Leonard reflected, initially disappointed, but knew he wasn’t going to give up on his dream, so he transferred to Horizon for his junior season with the likes of former Forsyth Central player Isaiah Laws and another former Lambert player in Liam Dahlberg.
The move worked: The Warriors had the program’s first-ever perfect season last year, 22-0, and won the GICAA state championship. With a deep team, Leonard was forced to play more on the wing than in the post—that began to make sense when he realized he wasn’t going to be taller than 6-foot-4.
This offseason Leonard attended a men’s basketball game at Kennesaw State, mulling over his options to play in college. There he had his epiphany.
“If I want to play at the next level, I’ve got to be a great wing player,” Leonard said. “I saw their guards, they were only a bit shorter than me and the other guys are just so much bigger.”
That realization explains why Leonard loves taking jabs at Taylor about his shooting.

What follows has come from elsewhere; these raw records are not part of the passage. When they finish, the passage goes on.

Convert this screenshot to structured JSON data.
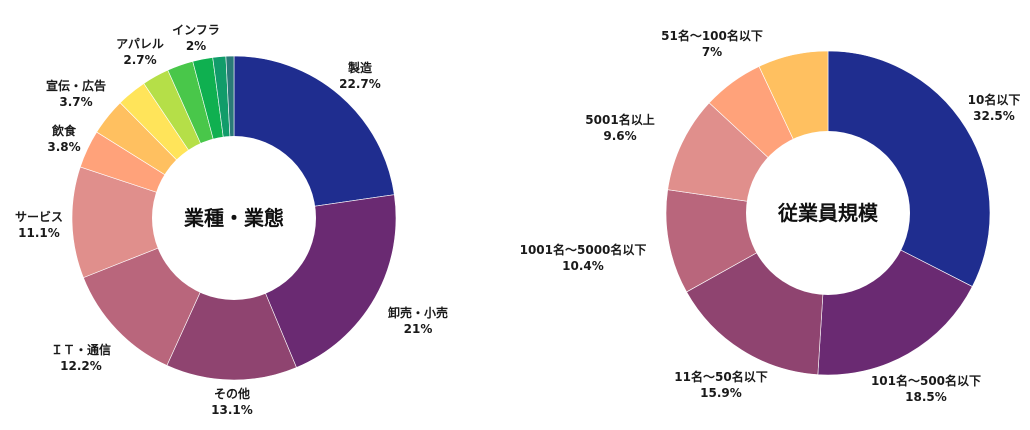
{
  "chart_data": [
    {
      "type": "pie",
      "title": "業種・業態",
      "slices": [
        {
          "label": "製造",
          "value": 22.7,
          "display": "22.7%",
          "color": "#1f2d8f"
        },
        {
          "label": "卸売・小売",
          "value": 21.0,
          "display": "21%",
          "color": "#6a2a72"
        },
        {
          "label": "その他",
          "value": 13.1,
          "display": "13.1%",
          "color": "#8f4470"
        },
        {
          "label": "ＩＴ・通信",
          "value": 12.2,
          "display": "12.2%",
          "color": "#b9667c"
        },
        {
          "label": "サービス",
          "value": 11.1,
          "display": "11.1%",
          "color": "#e08f8c"
        },
        {
          "label": "飲食",
          "value": 3.8,
          "display": "3.8%",
          "color": "#ffa27a"
        },
        {
          "label": "宣伝・広告",
          "value": 3.7,
          "display": "3.7%",
          "color": "#ffc060"
        },
        {
          "label": "",
          "value": 3.0,
          "display": "",
          "color": "#ffe45a"
        },
        {
          "label": "アパレル",
          "value": 2.7,
          "display": "2.7%",
          "color": "#b5df48"
        },
        {
          "label": "",
          "value": 2.6,
          "display": "",
          "color": "#49c74a"
        },
        {
          "label": "インフラ",
          "value": 2.0,
          "display": "2%",
          "color": "#0fb050"
        },
        {
          "label": "",
          "value": 1.3,
          "display": "",
          "color": "#119c6a"
        },
        {
          "label": "",
          "value": 0.8,
          "display": "",
          "color": "#2a7a78"
        }
      ]
    },
    {
      "type": "pie",
      "title": "従業員規模",
      "slices": [
        {
          "label": "10名以下",
          "value": 32.5,
          "display": "32.5%",
          "color": "#1f2d8f"
        },
        {
          "label": "101名～500名以下",
          "value": 18.5,
          "display": "18.5%",
          "color": "#6a2a72"
        },
        {
          "label": "11名～50名以下",
          "value": 15.9,
          "display": "15.9%",
          "color": "#8f4470"
        },
        {
          "label": "1001名～5000名以下",
          "value": 10.4,
          "display": "10.4%",
          "color": "#b9667c"
        },
        {
          "label": "5001名以上",
          "value": 9.6,
          "display": "9.6%",
          "color": "#e08f8c"
        },
        {
          "label": "",
          "value": 6.1,
          "display": "",
          "color": "#ffa27a"
        },
        {
          "label": "51名～100名以下",
          "value": 7.0,
          "display": "7%",
          "color": "#ffc060"
        }
      ]
    }
  ]
}
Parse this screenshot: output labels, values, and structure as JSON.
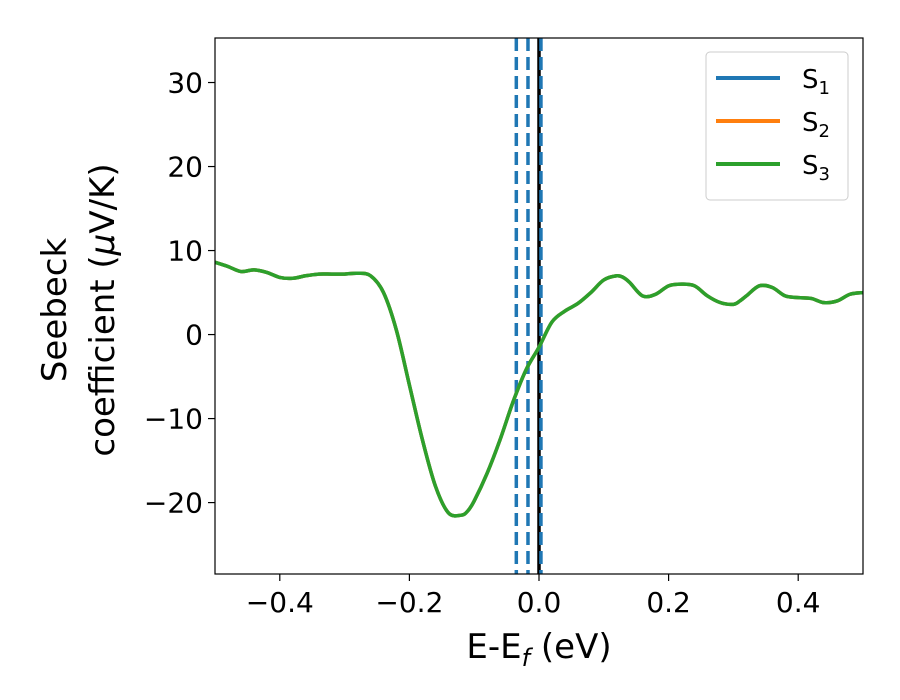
{
  "chart_data": {
    "type": "line",
    "xlabel": {
      "main": "E-E",
      "sub": "f",
      "unit": " (eV)"
    },
    "ylabel": {
      "line1": "Seebeck",
      "line2_pre": "coefficient  (",
      "mu": "μ",
      "line2_post": "V/K)"
    },
    "xlim": [
      -0.5,
      0.5
    ],
    "ylim": [
      -28.5,
      35.3
    ],
    "xticks": [
      -0.4,
      -0.2,
      0.0,
      0.2,
      0.4
    ],
    "xtick_labels": [
      "−0.4",
      "−0.2",
      "0.0",
      "0.2",
      "0.4"
    ],
    "yticks": [
      -20,
      -10,
      0,
      10,
      20,
      30
    ],
    "ytick_labels": [
      "−20",
      "−10",
      "0",
      "10",
      "20",
      "30"
    ],
    "grid": false,
    "legend_position": "top-right",
    "vertical_lines": [
      {
        "x": -0.035,
        "style": "dashed",
        "color": "#1f77b4"
      },
      {
        "x": -0.017,
        "style": "dashed",
        "color": "#1f77b4"
      },
      {
        "x": 0.0,
        "style": "solid",
        "color": "#000000"
      },
      {
        "x": 0.003,
        "style": "dashed",
        "color": "#1f77b4"
      }
    ],
    "x": [
      -0.5,
      -0.48,
      -0.46,
      -0.44,
      -0.42,
      -0.4,
      -0.38,
      -0.36,
      -0.34,
      -0.32,
      -0.3,
      -0.28,
      -0.26,
      -0.24,
      -0.22,
      -0.2,
      -0.18,
      -0.16,
      -0.14,
      -0.12,
      -0.11,
      -0.1,
      -0.08,
      -0.06,
      -0.04,
      -0.02,
      0.0,
      0.02,
      0.04,
      0.06,
      0.08,
      0.1,
      0.12,
      0.13,
      0.14,
      0.16,
      0.18,
      0.2,
      0.22,
      0.24,
      0.26,
      0.28,
      0.3,
      0.31,
      0.32,
      0.34,
      0.36,
      0.38,
      0.4,
      0.42,
      0.44,
      0.46,
      0.48,
      0.5
    ],
    "series": [
      {
        "name": "S",
        "sub": "1",
        "color": "#1f77b4",
        "values": [
          8.6,
          8.1,
          7.5,
          7.7,
          7.4,
          6.8,
          6.7,
          7.0,
          7.2,
          7.2,
          7.2,
          7.3,
          7.0,
          5.0,
          0.5,
          -6.0,
          -12.5,
          -18.0,
          -21.2,
          -21.5,
          -21.0,
          -19.8,
          -16.5,
          -12.5,
          -8.0,
          -4.2,
          -1.5,
          1.5,
          2.8,
          3.7,
          5.0,
          6.5,
          7.0,
          6.8,
          6.2,
          4.6,
          4.8,
          5.8,
          6.0,
          5.8,
          4.6,
          3.8,
          3.6,
          4.0,
          4.6,
          5.8,
          5.6,
          4.6,
          4.4,
          4.3,
          3.8,
          4.0,
          4.8,
          5.0
        ]
      },
      {
        "name": "S",
        "sub": "2",
        "color": "#ff7f0e",
        "values": [
          8.6,
          8.1,
          7.5,
          7.7,
          7.4,
          6.8,
          6.7,
          7.0,
          7.2,
          7.2,
          7.2,
          7.3,
          7.0,
          5.0,
          0.5,
          -6.0,
          -12.5,
          -18.0,
          -21.2,
          -21.5,
          -21.0,
          -19.8,
          -16.5,
          -12.5,
          -8.0,
          -4.2,
          -1.5,
          1.5,
          2.8,
          3.7,
          5.0,
          6.5,
          7.0,
          6.8,
          6.2,
          4.6,
          4.8,
          5.8,
          6.0,
          5.8,
          4.6,
          3.8,
          3.6,
          4.0,
          4.6,
          5.8,
          5.6,
          4.6,
          4.4,
          4.3,
          3.8,
          4.0,
          4.8,
          5.0
        ]
      },
      {
        "name": "S",
        "sub": "3",
        "color": "#2ca02c",
        "values": [
          8.6,
          8.1,
          7.5,
          7.7,
          7.4,
          6.8,
          6.7,
          7.0,
          7.2,
          7.2,
          7.2,
          7.3,
          7.0,
          5.0,
          0.5,
          -6.0,
          -12.5,
          -18.0,
          -21.2,
          -21.5,
          -21.0,
          -19.8,
          -16.5,
          -12.5,
          -8.0,
          -4.2,
          -1.5,
          1.5,
          2.8,
          3.7,
          5.0,
          6.5,
          7.0,
          6.8,
          6.2,
          4.6,
          4.8,
          5.8,
          6.0,
          5.8,
          4.6,
          3.8,
          3.6,
          4.0,
          4.6,
          5.8,
          5.6,
          4.6,
          4.4,
          4.3,
          3.8,
          4.0,
          4.8,
          5.0
        ]
      }
    ]
  }
}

“I bet there’s a lot of people in this county who think I can’t shoot,” he said with a grin.
This season Leonard is leading the Warriors with hopes of returning back to the state championship. They’re 8-4, but in the midst of an eight-game winning streak.
“It’s going to be hard to repeat what we did last year, but with us losing some games early actually took some pressure off. Last season is was all about not losing. This year, our goals are still in front of us,” Leonard said. “I wouldn’t trade this situation for anything.”